13 June 2002
“The Kiwi dollar rose against most currencies, so goes the almost daily market report. And each time it does our future
prospects fall,” New Zealand First Leader, Winston Peters said.
“New Zealand’s economic performance has been poor since the mid 1980s even allowing for some good returns from the rural
sector in recent times. There is an expectation that the good times are over but there is no reason why that should be
the case. For too long we have seen a focus on the reduction of inflation and, for the most part, a mean-minded approach
to social spending.
“Success with inflation has come at a huge price.
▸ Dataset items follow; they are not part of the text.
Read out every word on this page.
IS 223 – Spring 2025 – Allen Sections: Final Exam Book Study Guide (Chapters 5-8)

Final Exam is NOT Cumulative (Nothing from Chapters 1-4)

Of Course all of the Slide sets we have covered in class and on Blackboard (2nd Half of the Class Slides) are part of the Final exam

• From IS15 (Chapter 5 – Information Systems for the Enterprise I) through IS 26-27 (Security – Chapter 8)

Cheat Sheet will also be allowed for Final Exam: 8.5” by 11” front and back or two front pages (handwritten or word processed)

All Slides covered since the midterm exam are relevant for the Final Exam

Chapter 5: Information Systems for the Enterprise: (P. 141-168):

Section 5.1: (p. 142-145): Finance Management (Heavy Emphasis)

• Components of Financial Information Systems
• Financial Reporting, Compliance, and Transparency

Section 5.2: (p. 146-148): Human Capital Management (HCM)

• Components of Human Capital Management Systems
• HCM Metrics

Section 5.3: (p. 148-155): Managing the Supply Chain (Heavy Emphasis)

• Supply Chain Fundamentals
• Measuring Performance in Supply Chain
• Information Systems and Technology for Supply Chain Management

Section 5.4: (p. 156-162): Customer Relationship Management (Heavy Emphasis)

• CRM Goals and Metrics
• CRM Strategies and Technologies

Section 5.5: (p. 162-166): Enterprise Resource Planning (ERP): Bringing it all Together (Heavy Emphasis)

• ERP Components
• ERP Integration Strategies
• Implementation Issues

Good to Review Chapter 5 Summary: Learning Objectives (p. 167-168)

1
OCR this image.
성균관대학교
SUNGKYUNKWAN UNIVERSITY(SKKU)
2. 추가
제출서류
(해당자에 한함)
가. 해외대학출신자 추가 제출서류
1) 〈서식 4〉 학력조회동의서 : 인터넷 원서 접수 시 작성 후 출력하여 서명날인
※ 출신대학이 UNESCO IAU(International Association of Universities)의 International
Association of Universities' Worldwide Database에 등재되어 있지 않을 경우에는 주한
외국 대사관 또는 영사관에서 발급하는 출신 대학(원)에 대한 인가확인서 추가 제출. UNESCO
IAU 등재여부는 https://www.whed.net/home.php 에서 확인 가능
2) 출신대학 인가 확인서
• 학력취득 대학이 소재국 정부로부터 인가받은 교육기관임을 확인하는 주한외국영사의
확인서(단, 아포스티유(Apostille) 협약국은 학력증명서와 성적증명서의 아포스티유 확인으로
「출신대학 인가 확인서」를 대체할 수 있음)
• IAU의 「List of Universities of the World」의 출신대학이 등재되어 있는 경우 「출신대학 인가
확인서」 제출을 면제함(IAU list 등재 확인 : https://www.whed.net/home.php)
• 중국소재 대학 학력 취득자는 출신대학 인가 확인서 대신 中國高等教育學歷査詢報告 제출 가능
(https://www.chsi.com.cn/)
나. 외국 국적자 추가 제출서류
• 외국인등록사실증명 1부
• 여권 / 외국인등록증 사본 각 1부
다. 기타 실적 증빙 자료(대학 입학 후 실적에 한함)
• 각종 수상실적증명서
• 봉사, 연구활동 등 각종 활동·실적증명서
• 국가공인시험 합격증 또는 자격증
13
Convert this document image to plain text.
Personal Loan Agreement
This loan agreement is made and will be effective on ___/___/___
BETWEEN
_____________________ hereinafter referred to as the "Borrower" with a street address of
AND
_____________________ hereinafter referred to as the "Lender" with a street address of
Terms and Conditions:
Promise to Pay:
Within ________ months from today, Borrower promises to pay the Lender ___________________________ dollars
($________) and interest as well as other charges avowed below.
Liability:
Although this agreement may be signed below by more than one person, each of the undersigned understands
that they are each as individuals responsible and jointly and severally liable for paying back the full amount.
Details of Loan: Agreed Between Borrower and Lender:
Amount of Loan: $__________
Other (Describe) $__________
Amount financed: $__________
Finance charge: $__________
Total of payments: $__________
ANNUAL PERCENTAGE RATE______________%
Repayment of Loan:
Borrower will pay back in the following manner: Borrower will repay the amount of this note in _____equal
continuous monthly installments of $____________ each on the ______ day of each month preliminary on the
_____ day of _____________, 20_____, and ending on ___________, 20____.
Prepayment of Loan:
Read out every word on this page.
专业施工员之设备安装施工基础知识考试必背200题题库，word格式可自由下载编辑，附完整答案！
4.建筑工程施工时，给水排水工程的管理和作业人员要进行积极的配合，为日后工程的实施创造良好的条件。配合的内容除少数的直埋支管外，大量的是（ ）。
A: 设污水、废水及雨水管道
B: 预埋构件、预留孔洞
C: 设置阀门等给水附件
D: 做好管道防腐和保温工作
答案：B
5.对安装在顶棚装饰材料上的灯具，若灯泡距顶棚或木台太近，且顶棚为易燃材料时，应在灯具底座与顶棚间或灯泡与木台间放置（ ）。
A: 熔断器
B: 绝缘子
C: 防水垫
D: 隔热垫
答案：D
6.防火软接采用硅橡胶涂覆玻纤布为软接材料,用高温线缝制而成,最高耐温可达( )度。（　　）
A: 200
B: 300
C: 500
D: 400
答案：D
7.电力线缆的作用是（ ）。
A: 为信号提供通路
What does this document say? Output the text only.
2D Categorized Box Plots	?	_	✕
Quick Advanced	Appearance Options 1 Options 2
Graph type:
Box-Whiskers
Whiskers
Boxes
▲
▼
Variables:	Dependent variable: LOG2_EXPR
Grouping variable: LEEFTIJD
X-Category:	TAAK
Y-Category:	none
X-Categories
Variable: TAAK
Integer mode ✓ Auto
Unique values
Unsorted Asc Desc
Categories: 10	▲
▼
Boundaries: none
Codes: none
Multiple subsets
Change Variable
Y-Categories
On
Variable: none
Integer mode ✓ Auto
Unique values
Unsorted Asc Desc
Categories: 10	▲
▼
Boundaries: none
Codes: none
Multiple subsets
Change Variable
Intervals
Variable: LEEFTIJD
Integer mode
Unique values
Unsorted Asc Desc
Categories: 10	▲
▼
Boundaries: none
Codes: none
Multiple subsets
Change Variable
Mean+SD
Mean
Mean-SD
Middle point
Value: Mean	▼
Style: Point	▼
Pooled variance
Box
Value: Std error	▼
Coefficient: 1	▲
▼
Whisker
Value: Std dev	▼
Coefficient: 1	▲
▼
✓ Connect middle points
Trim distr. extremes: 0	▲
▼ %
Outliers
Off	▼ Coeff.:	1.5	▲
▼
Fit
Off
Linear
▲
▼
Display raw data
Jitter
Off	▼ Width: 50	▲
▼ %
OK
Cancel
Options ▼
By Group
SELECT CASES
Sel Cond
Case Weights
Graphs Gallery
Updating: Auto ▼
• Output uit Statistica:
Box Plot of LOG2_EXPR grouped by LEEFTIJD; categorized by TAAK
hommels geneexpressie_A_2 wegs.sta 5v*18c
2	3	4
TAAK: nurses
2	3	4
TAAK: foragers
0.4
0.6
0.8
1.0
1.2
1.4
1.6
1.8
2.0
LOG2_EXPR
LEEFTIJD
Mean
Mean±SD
New Zealand’s real GDP growth rate (2001) was 1.8%. Average GDP volume
growth (from 1985 – 2001) was 2.0%. This compares unfavourably with the OECD average of 2.7%. Predicted growth of around
3%, while being described as ‘robust’ by the present government continues to lag behind predicted growth in other OECD
countries and is far below both our potential and our requirements.
“How do we fix it?
“The more flexible monetary policy prescription promoted by New Zealand First in 1996 contributed to a substantial
lowering of both exchange and interest rates and was a factor in the improved export returns recently seen. New Zealand
First will:
promote a balanced and flexible monetary policy of low exchange and interest rates conducive to real export and
employment growth, and amend the Reserve Bank Act and make export, growth, and employment objectives part of the policy
targets agreement between the new government and the Governor of the Reserve Bank.
“When our monetary policy focuses on growth and not just on inflation then we will have taken a major step towards
securing our export future,” Mr Peters said.